By Pete Ruden
OMAHA — Iowa baseball’s Big Ten Tournament opener against No. 3 seed Michigan had the makings of a pitchers’ duel.
With Iowa’s first-team All-Big Ten left-hander Nick Allgeyer facing the Wolverines’ All-Big Ten second-teamer Tommy Henry, it figured to be a low-scoring battle.
But things changed when Robert Neustrom forced Henry to leave the game, launching a hard comebacker at the Michigan left-hander’s throwing arm. Iowa could not capitalize, however, “racking up” a meager 1 hit and moving to the consolation bracket with a 2-1 loss in 10 innings.
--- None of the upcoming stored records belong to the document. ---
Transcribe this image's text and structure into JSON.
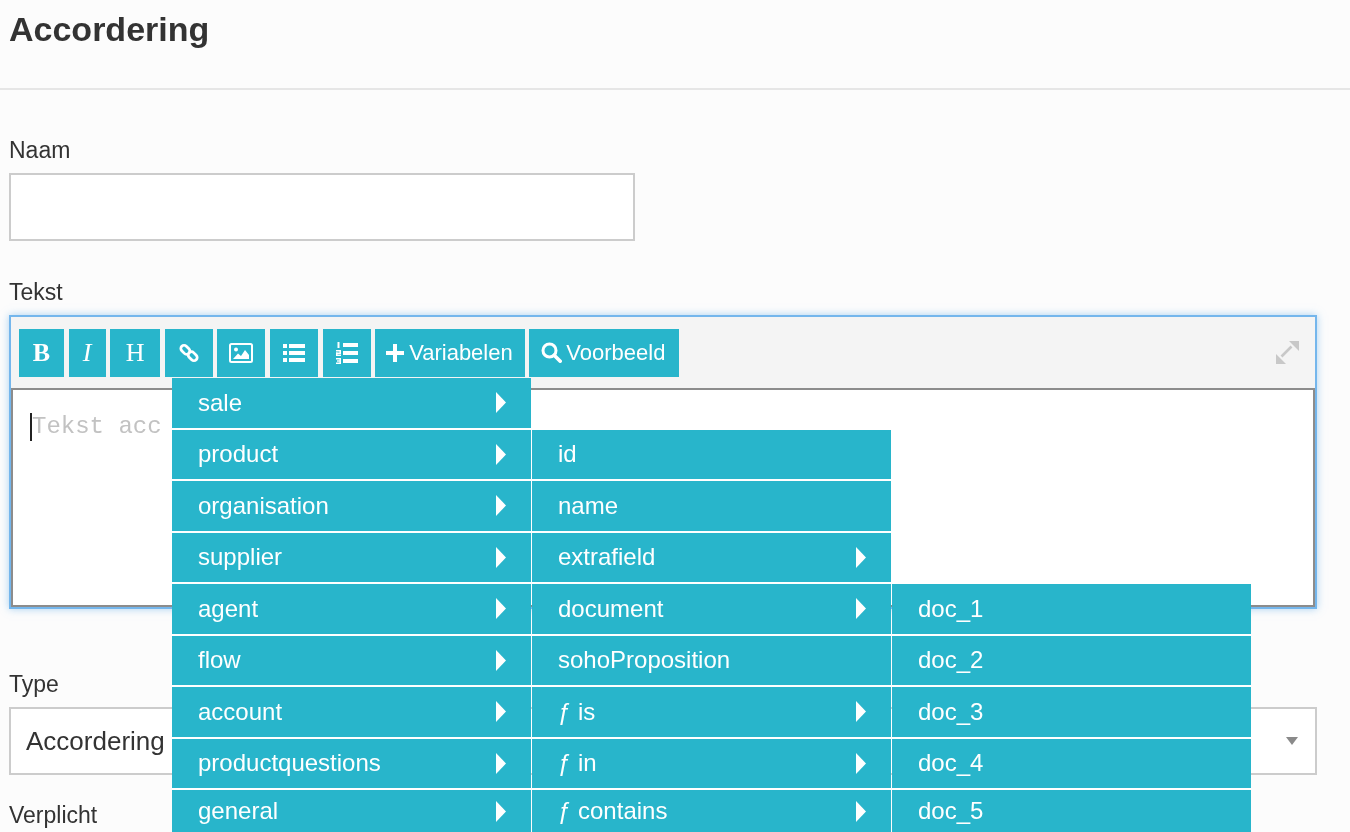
{
  "header": {
    "title": "Accordering"
  },
  "fields": [
    {
      "kind": "input",
      "label": "Naam"
    },
    {
      "kind": "editor",
      "label": "Tekst",
      "focused": true,
      "placeholder": "Tekst acc",
      "toolbar": [
        {
          "kind": "bold",
          "label": "B"
        },
        {
          "kind": "italic",
          "label": "I"
        },
        {
          "kind": "heading",
          "label": "H"
        },
        {
          "kind": "link"
        },
        {
          "kind": "image"
        },
        {
          "kind": "bullets"
        },
        {
          "kind": "numbers"
        },
        {
          "kind": "variables",
          "label": "Variabelen"
        },
        {
          "kind": "preview",
          "label": "Voorbeeld"
        }
      ]
    },
    {
      "kind": "select",
      "label": "Type",
      "value": "Accordering"
    },
    {
      "kind": "label",
      "label": "Verplicht"
    }
  ],
  "variables_menu": {
    "items": [
      {
        "label": "sale",
        "has_submenu": true
      },
      {
        "label": "product",
        "has_submenu": true,
        "children": [
          {
            "label": "id",
            "has_submenu": false
          },
          {
            "label": "name",
            "has_submenu": false
          },
          {
            "label": "extrafield",
            "has_submenu": true
          },
          {
            "label": "document",
            "has_submenu": true,
            "children": [
              {
                "label": "doc_1",
                "has_submenu": false
              },
              {
                "label": "doc_2",
                "has_submenu": false
              },
              {
                "label": "doc_3",
                "has_submenu": false
              },
              {
                "label": "doc_4",
                "has_submenu": false
              },
              {
                "label": "doc_5",
                "has_submenu": false
              }
            ]
          },
          {
            "label": "sohoProposition",
            "has_submenu": false
          },
          {
            "label": "ƒ is",
            "has_submenu": true
          },
          {
            "label": "ƒ in",
            "has_submenu": true
          },
          {
            "label": "ƒ contains",
            "has_submenu": true
          }
        ]
      },
      {
        "label": "organisation",
        "has_submenu": true
      },
      {
        "label": "supplier",
        "has_submenu": true
      },
      {
        "label": "agent",
        "has_submenu": true
      },
      {
        "label": "flow",
        "has_submenu": true
      },
      {
        "label": "account",
        "has_submenu": true
      },
      {
        "label": "productquestions",
        "has_submenu": true
      },
      {
        "label": "general",
        "has_submenu": true
      }
    ]
  }
}
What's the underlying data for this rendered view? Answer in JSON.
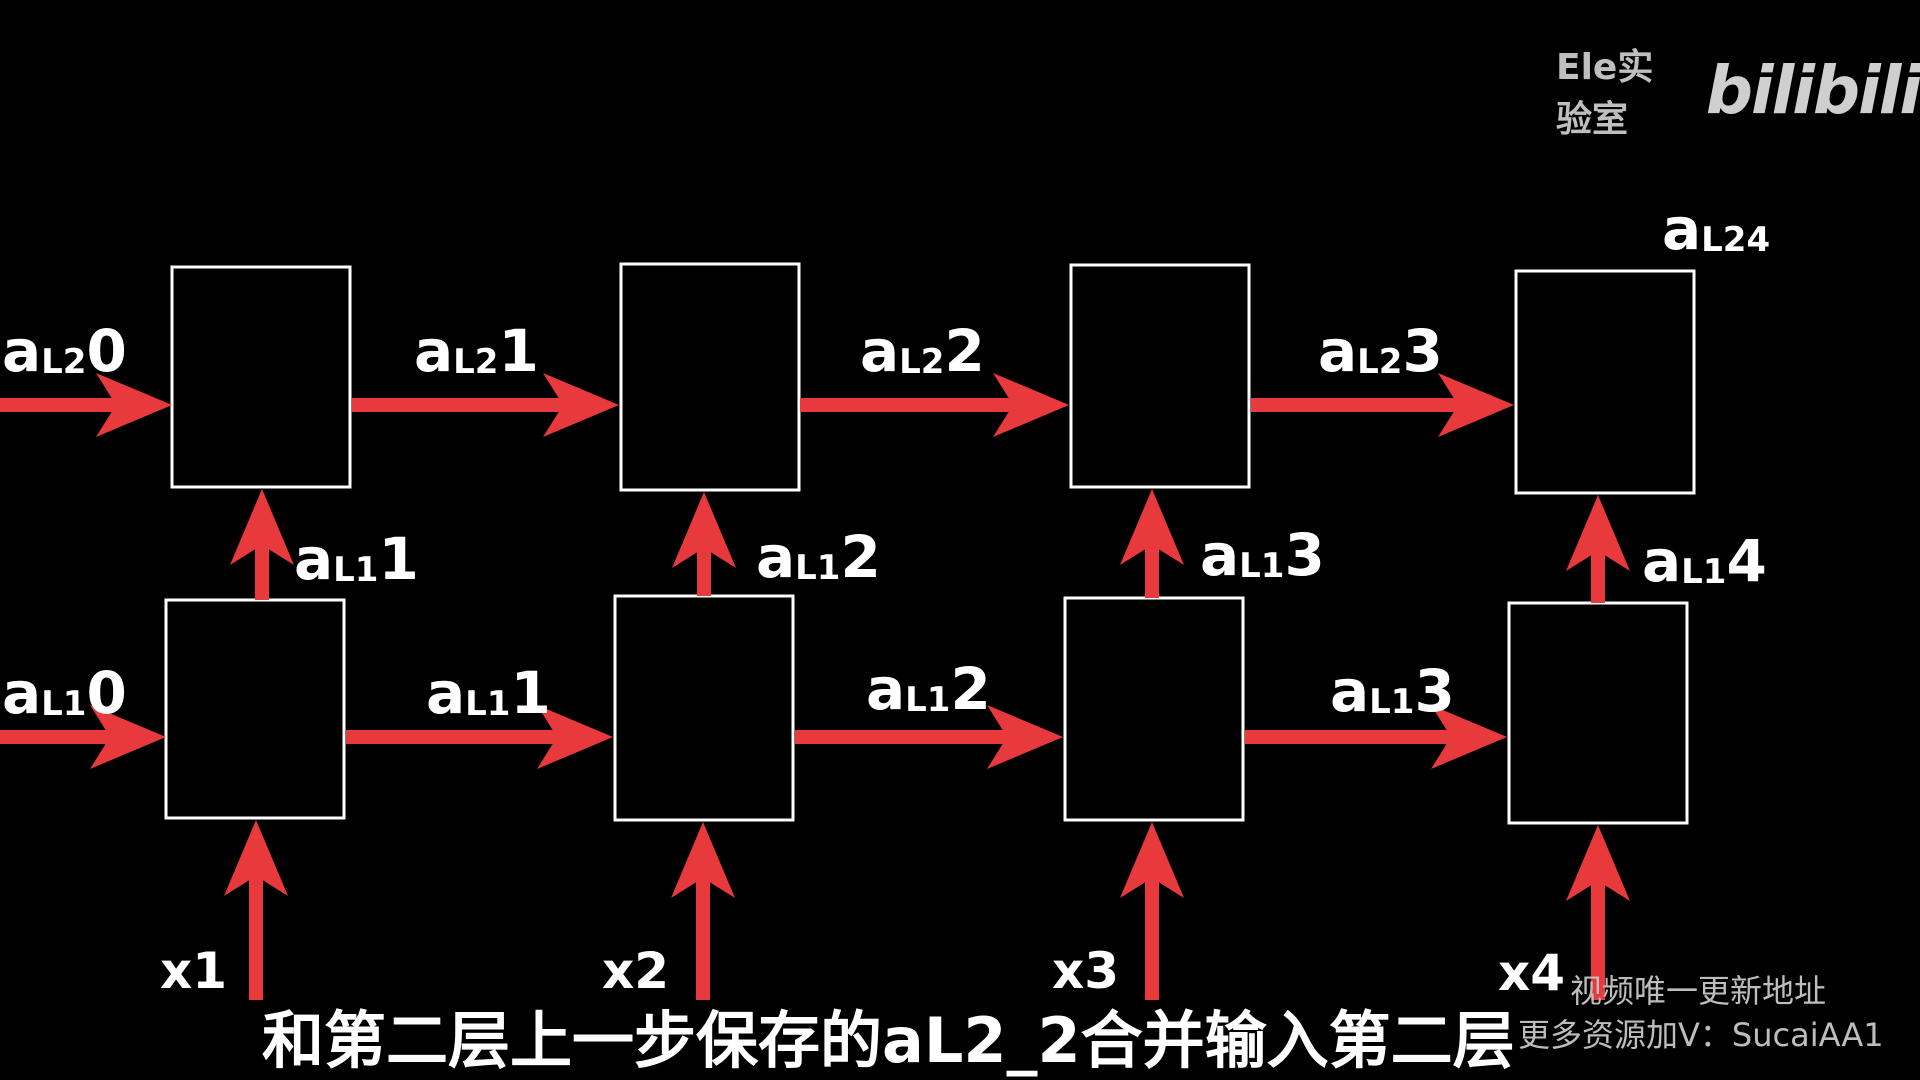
{
  "colors": {
    "background": "#000000",
    "arrow": "#e8393d",
    "box_stroke": "#ffffff",
    "text": "#ffffff"
  },
  "watermark": {
    "channel": "Ele实验室",
    "logo": "bilibili"
  },
  "labels": {
    "l2_h0": {
      "base": "a",
      "sub": "L2",
      "idx": "0"
    },
    "l2_h1": {
      "base": "a",
      "sub": "L2",
      "idx": "1"
    },
    "l2_h2": {
      "base": "a",
      "sub": "L2",
      "idx": "2"
    },
    "l2_h3": {
      "base": "a",
      "sub": "L2",
      "idx": "3"
    },
    "l2_out4": {
      "base": "a",
      "sub": "L24",
      "idx": ""
    },
    "l1_up1": {
      "base": "a",
      "sub": "L1",
      "idx": "1"
    },
    "l1_up2": {
      "base": "a",
      "sub": "L1",
      "idx": "2"
    },
    "l1_up3": {
      "base": "a",
      "sub": "L1",
      "idx": "3"
    },
    "l1_up4": {
      "base": "a",
      "sub": "L1",
      "idx": "4"
    },
    "l1_h0": {
      "base": "a",
      "sub": "L1",
      "idx": "0"
    },
    "l1_h1": {
      "base": "a",
      "sub": "L1",
      "idx": "1"
    },
    "l1_h2": {
      "base": "a",
      "sub": "L1",
      "idx": "2"
    },
    "l1_h3": {
      "base": "a",
      "sub": "L1",
      "idx": "3"
    }
  },
  "inputs": [
    "x1",
    "x2",
    "x3",
    "x4"
  ],
  "subtitle": "和第二层上一步保存的aL2_2合并输入第二层",
  "overlay_notes": {
    "line1": "视频唯一更新地址",
    "line2": "更多资源加V：SucaiAA1"
  }
}
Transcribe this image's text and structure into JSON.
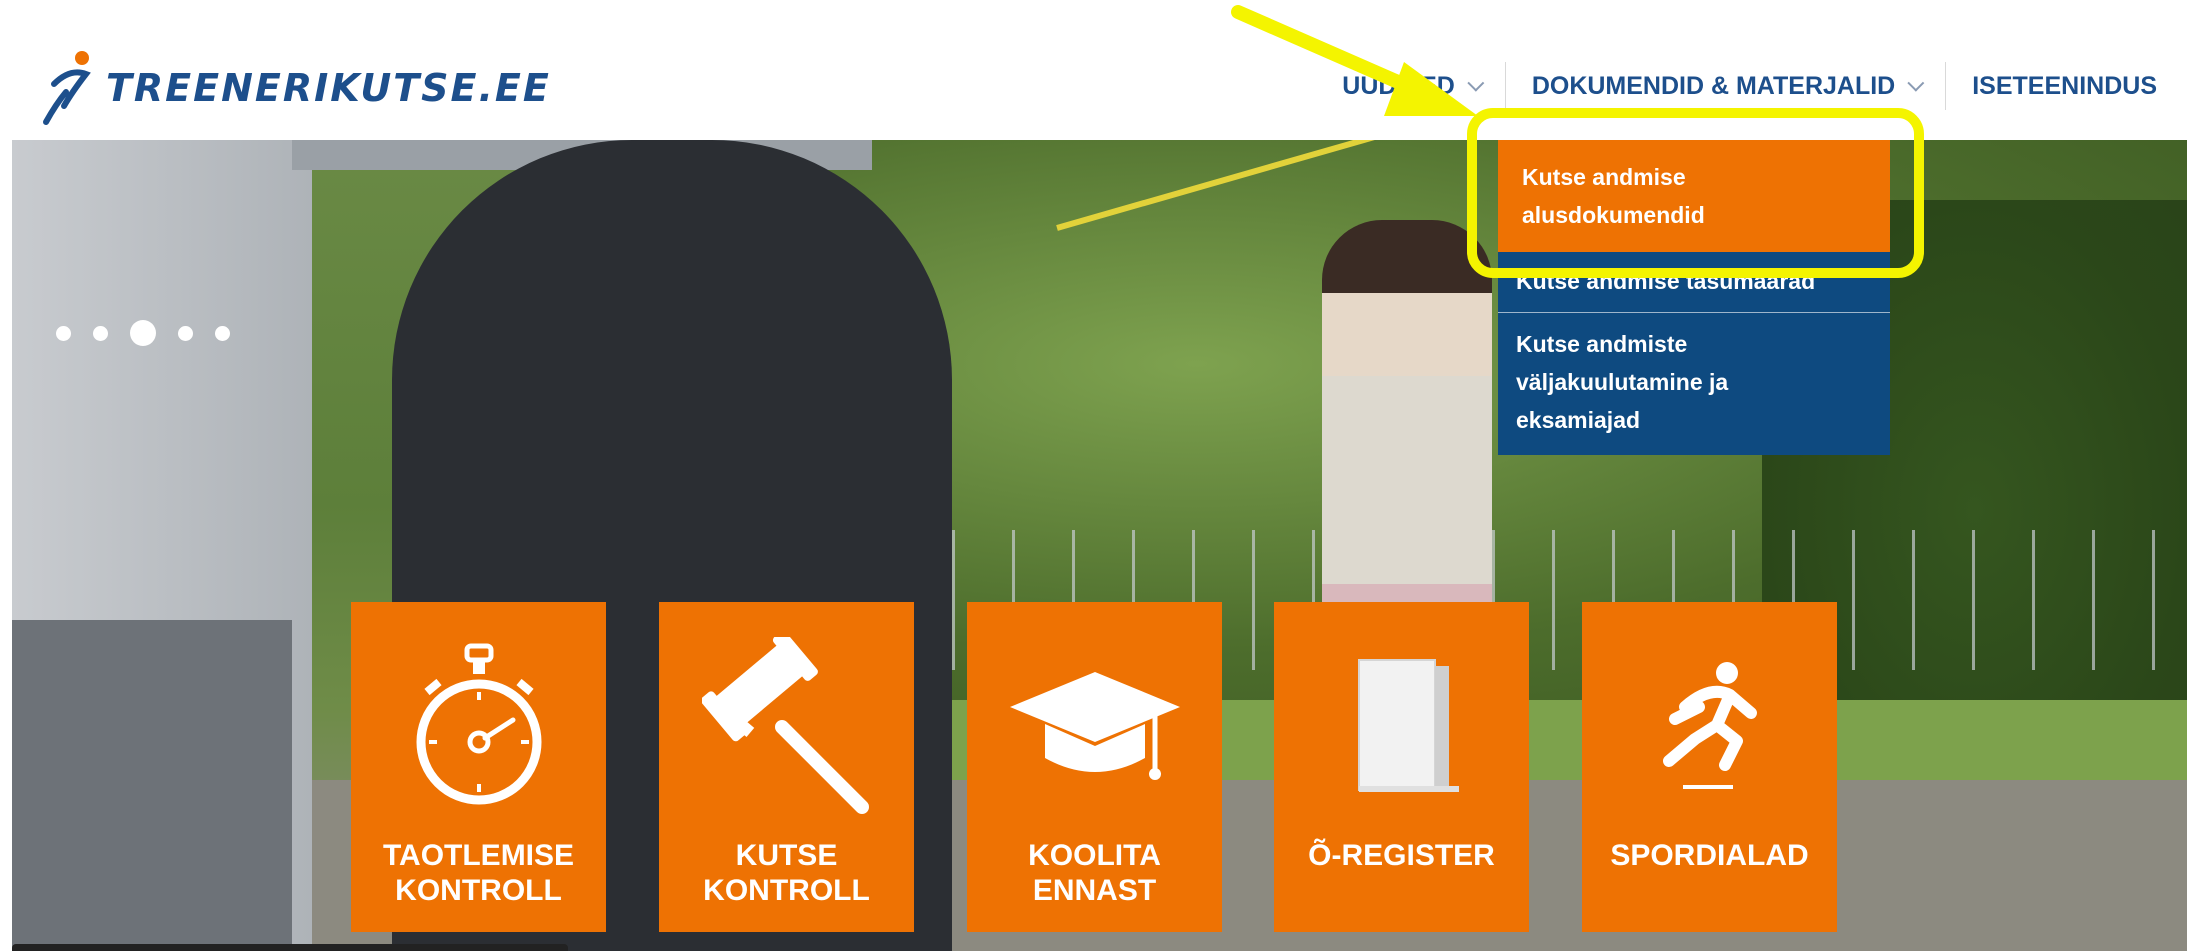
{
  "brand": {
    "logo_text": "TREENERIKUTSE.EE",
    "logo_icon": "runner-logo-icon",
    "color": "#1d4f8c"
  },
  "nav": {
    "items": [
      {
        "label": "UUDISED",
        "has_dropdown": true
      },
      {
        "label": "DOKUMENDID & MATERJALID",
        "has_dropdown": true
      },
      {
        "label": "ISETEENINDUS",
        "has_dropdown": false
      }
    ]
  },
  "dropdown": {
    "items": [
      {
        "label": "Kutse andmise alusdokumendid",
        "state": "hover",
        "color": "#ee7203"
      },
      {
        "label": "Kutse andmise tasumäärad",
        "color": "#0e4a80"
      },
      {
        "label": "Kutse andmiste väljakuulutamine ja eksamiajad",
        "color": "#0e4a80"
      }
    ]
  },
  "slider": {
    "slide_count": 5,
    "active_index": 2
  },
  "tiles": [
    {
      "label_line1": "TAOTLEMISE",
      "label_line2": "KONTROLL",
      "icon": "stopwatch-icon"
    },
    {
      "label_line1": "KUTSE",
      "label_line2": "KONTROLL",
      "icon": "gavel-icon"
    },
    {
      "label_line1": "KOOLITA",
      "label_line2": "ENNAST",
      "icon": "graduation-cap-icon"
    },
    {
      "label_line1": "Õ-REGISTER",
      "label_line2": "",
      "icon": "book-icon"
    },
    {
      "label_line1": "SPORDIALAD",
      "label_line2": "",
      "icon": "runner-icon"
    }
  ],
  "colors": {
    "accent_orange": "#ee7203",
    "navy": "#0e4a80",
    "annotation_yellow": "#f4f400"
  }
}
“It was a weird game,” Iowa head coach Rick Heller said.
What made the contest different was the Wolverine fielding. Iowa made solid contact throughout the game, but Michigan defenders made diving, web-gem-like plays look routine to keep the Hawkeyes off the basepaths.
“For us, it felt like Michigan had 15 fielders out there,” Heller said. “You hit three balls off the pitcher, and you don’t get a hit, and they’re making diving plays left and right. Anything we hit in the outfield, they either made a nice play or it was right at them.”
Iowa’s offensive drought eventually became too much. The Hawkeyes failed to get a baserunner from the fifth inning on, and Michigan took advantage in the 10th.
After a fly-out to center, reliever Zach Daniels gave up 2 walks. Nick Nelsen came in for the steady right-hander shortly after and gave up a questionable infield single to load the bases. Then, a sacrifice fly from Michigan first baseman Jesse Franklin ended the contest.
While the game lacked a ton of offense, things could have been very different. After getting stung in the arm by Neustrom’s liner in the second, Henry tried to stay in the game but tossed an errant five-pitch walk to Matt Hoeg.
Alec Rennard replaced Henry, leaving Iowa with an opportunity to do some damage. The Hawkeyes only scored 1 when Ben Norman hit a ball sharply to Franklin, who mishandled it and allowed Hoeg to score.
That was the only damage Iowa did in the inning, though, and Franklin redeemed himself shortly after.
In the bottom of the fourth, Franklin crushed an Allgeyer pitch into the right-center bleachers to tie the game at 1.
In the sixth, Franklin came dangerously close to hurting the Hawkeyes again, smacking a ball to the warning track in left field. The ball ricocheted off Norman’s glove and put a runner on second with one out.
After a walk, Allgeyer induced a huge 1-4-3 inning-ending double play to get out of the jam, but the Wolverines eventually scored that all-important run.
Iowa’s ace was tremendous yet again, going seven strong innings, surrendering only 1 run on 4 hits. He also fanned 9 Wolverines, which tied a career-high and moved him into second place in the Hawkeye history books for punch-outs in a season with 95.
The Hawkeye offense struggled, though. After scoring the 1 unearned run in the second, Iowa could not get anything going at the plate, failing to take advantage of the Michigan pitching problem. Rennard tossed a superb performance in relief, giving up just 1 hit in 5.2 innings of work.
“It definitely was a pitching and defense kind of a day,” Michigan head coach Erik Bakich said.
Iowa will be back at TD Ameritrade Park early on May 24, for a 9 a.m. battle with Ohio State.
But unlike the tournament opener, it’s win or go home for the Hawkeyes.
“At this point, it’s survival mode. It’s win or go home,” Iowa first baseman Chris Whelan said. “It’s one frame of mind right now. There are no second chances in this situation that we’re in. We’ve dug ourselves a pretty big hole, so it’s up to everybody; it’s up to the leaders to kind of rally around everybody.”